General Recommendations
- Prefer direct connection when the network is clear: If your ping to
claude-code.clubis under 100ms with low packet loss, using the default address is fastest — the path is shortest with the fewest intermediate hops - Choose the nearest node: In general, geographic proximity means lower latency (though not always)
- Avoid peak hours: If possible, avoid the 8–11 PM network peak hours
- Keep multiple options: Remember several available nodes so you can switch quickly when one fails
- Update DNS: Use a reliable public DNS (such as
1.1.1.1from Cloudflare or223.5.5.5from Alibaba Cloud)
Network diagnostics is a complex technical domain.
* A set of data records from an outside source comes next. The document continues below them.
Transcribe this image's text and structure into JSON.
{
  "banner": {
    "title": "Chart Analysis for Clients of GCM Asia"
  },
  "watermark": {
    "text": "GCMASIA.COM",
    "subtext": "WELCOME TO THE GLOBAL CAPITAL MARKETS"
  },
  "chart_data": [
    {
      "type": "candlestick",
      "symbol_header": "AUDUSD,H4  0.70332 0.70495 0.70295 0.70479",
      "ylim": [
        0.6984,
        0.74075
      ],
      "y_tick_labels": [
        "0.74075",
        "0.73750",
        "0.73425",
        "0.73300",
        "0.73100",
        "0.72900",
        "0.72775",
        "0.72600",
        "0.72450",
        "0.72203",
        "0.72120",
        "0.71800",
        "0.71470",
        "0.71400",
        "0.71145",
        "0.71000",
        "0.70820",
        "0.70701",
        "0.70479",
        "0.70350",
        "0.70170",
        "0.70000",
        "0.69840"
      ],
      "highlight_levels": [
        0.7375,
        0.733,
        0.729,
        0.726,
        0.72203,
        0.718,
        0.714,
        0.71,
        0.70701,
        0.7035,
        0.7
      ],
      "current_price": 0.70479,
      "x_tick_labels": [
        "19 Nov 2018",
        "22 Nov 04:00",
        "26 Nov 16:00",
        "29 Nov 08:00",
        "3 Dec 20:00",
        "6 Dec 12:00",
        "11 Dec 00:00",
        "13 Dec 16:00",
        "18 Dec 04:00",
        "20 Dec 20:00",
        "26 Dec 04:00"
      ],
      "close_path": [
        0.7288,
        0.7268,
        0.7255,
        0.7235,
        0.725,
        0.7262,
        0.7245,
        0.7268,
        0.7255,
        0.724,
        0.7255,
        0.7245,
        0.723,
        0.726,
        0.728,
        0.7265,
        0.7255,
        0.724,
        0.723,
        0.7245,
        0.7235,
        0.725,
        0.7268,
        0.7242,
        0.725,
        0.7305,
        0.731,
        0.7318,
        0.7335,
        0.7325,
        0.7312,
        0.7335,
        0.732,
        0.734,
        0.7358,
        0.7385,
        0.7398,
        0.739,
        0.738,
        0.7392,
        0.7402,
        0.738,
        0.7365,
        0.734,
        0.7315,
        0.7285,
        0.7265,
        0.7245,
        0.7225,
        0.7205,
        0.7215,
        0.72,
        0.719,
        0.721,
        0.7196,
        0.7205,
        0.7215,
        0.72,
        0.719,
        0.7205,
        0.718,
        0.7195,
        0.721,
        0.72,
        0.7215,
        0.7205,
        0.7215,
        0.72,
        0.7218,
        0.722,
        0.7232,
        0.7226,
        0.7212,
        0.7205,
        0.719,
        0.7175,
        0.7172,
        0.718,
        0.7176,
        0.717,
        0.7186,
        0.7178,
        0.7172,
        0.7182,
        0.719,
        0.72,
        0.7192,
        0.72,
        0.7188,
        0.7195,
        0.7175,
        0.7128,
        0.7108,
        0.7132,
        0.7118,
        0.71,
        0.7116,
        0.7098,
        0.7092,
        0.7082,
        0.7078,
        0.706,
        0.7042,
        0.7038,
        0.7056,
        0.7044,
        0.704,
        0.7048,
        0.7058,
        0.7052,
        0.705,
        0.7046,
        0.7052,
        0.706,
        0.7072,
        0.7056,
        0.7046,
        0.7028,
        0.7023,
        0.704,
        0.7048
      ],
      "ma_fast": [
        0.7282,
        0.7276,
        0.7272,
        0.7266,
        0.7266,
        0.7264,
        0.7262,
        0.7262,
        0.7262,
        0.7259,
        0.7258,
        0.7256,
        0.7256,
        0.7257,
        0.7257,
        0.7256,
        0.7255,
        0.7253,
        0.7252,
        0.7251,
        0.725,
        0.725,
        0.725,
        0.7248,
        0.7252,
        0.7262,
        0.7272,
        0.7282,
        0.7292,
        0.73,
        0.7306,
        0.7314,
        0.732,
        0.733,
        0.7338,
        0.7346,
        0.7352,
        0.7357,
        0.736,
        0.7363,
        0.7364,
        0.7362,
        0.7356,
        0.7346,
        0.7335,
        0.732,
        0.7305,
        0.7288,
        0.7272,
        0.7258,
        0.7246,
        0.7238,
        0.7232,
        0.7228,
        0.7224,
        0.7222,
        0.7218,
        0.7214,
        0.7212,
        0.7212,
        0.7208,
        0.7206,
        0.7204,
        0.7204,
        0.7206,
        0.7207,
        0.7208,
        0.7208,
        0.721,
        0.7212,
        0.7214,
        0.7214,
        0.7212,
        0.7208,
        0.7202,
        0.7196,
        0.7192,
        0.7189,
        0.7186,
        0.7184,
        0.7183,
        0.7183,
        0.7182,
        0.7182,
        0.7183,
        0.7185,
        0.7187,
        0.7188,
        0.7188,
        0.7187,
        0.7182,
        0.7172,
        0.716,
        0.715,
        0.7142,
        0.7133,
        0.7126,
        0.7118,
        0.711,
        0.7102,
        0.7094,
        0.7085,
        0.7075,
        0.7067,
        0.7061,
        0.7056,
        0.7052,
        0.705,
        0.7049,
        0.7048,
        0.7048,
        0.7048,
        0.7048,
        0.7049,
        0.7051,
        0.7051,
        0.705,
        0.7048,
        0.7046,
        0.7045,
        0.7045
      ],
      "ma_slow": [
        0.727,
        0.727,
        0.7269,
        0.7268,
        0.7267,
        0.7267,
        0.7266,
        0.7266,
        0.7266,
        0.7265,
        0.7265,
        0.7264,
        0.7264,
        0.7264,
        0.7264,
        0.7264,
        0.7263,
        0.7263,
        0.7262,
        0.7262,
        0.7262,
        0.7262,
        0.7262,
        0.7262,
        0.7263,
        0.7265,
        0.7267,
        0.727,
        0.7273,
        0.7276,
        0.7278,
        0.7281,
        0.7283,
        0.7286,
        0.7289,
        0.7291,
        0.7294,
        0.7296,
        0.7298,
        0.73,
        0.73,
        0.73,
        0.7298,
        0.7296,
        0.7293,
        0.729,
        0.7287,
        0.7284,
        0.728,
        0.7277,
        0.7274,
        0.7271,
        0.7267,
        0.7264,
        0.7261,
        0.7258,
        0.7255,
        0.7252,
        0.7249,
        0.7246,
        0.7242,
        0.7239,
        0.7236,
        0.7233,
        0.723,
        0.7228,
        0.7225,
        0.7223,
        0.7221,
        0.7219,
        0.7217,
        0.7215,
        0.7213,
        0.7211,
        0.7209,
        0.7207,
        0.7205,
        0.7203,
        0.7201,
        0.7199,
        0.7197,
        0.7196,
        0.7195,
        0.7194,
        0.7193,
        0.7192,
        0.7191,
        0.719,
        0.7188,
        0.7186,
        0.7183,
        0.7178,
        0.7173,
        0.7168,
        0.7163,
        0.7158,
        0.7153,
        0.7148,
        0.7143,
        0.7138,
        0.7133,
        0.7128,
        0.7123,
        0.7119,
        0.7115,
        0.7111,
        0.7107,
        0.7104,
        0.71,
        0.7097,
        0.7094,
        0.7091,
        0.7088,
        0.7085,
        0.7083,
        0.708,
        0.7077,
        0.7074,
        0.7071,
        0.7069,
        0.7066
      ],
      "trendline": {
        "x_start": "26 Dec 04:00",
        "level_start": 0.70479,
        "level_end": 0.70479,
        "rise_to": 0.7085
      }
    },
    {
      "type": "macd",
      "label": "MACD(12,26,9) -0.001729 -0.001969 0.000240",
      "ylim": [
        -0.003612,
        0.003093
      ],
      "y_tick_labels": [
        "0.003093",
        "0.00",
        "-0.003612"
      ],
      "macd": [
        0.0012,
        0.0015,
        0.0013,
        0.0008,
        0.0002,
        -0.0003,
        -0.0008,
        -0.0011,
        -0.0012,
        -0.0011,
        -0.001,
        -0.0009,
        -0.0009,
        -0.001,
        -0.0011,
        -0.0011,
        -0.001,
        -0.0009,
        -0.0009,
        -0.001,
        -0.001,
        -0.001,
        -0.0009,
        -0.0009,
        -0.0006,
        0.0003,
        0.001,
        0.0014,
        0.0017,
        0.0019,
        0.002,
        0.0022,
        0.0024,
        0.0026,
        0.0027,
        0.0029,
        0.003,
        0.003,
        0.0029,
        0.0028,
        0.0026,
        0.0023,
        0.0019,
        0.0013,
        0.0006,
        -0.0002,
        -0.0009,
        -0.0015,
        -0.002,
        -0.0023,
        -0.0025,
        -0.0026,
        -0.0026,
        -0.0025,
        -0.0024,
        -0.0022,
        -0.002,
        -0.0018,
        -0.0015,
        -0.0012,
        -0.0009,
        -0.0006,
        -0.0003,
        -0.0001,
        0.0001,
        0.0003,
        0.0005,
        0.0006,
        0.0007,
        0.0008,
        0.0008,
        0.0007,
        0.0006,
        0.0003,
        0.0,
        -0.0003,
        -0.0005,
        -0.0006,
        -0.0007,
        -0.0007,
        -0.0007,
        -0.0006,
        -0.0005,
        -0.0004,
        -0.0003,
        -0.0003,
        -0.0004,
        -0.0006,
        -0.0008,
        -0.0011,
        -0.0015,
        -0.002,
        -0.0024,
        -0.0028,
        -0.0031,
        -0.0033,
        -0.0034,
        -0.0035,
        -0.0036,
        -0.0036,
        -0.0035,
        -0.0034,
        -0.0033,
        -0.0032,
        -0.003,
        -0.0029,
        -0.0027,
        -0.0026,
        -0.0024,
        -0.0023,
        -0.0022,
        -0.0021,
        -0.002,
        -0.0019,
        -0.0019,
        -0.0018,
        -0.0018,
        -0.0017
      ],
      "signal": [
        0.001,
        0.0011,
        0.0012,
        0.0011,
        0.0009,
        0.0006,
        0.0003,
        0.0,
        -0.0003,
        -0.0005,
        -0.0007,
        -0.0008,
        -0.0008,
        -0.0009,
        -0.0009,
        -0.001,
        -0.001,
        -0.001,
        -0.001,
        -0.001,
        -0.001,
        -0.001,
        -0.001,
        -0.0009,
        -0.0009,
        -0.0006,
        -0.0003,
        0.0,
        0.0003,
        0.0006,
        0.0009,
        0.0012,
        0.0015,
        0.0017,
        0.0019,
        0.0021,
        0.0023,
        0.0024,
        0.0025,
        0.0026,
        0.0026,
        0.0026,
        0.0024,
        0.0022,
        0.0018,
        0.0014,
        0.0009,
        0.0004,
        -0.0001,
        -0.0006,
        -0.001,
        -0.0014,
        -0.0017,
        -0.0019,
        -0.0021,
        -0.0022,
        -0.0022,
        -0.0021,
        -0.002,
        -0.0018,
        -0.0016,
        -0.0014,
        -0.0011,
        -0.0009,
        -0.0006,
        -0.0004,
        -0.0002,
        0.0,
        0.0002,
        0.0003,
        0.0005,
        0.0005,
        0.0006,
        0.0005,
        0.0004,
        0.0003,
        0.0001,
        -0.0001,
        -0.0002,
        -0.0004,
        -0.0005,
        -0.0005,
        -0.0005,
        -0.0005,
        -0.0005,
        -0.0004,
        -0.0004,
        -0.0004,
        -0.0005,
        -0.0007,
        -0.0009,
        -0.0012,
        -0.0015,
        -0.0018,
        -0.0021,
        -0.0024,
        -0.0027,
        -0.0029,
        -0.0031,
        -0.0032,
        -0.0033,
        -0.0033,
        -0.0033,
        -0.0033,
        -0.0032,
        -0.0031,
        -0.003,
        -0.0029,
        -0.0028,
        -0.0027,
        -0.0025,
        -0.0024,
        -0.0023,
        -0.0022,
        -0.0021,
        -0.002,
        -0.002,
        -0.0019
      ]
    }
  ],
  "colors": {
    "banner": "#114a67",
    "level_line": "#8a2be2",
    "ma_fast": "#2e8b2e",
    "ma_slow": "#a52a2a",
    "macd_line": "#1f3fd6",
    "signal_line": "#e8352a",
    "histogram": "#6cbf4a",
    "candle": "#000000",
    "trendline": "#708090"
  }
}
If you still have questions after following this guide, feel free to share your test results (ping, mtr, curl output) in the community group and we will help you analyze them.
Summary
When API requests are slow, troubleshoot in the following order:
- Confirm local network is functioning normally
- Check proxy configuration status (ensure environment variables and TUN mode are not conflicting)
- Test network quality to each API endpoint
- Use
curl -vto check whether TLS handshake is normal - Use MTR to trace which hop is causing the problem
- Based on test results, select the best node
- Flexibly switch proxy configuration and compare direct vs. proxied performance
Remember: 90% of network problems occur on the link between the client and the server — mastering diagnostic skills helps us quickly identify and resolve issues.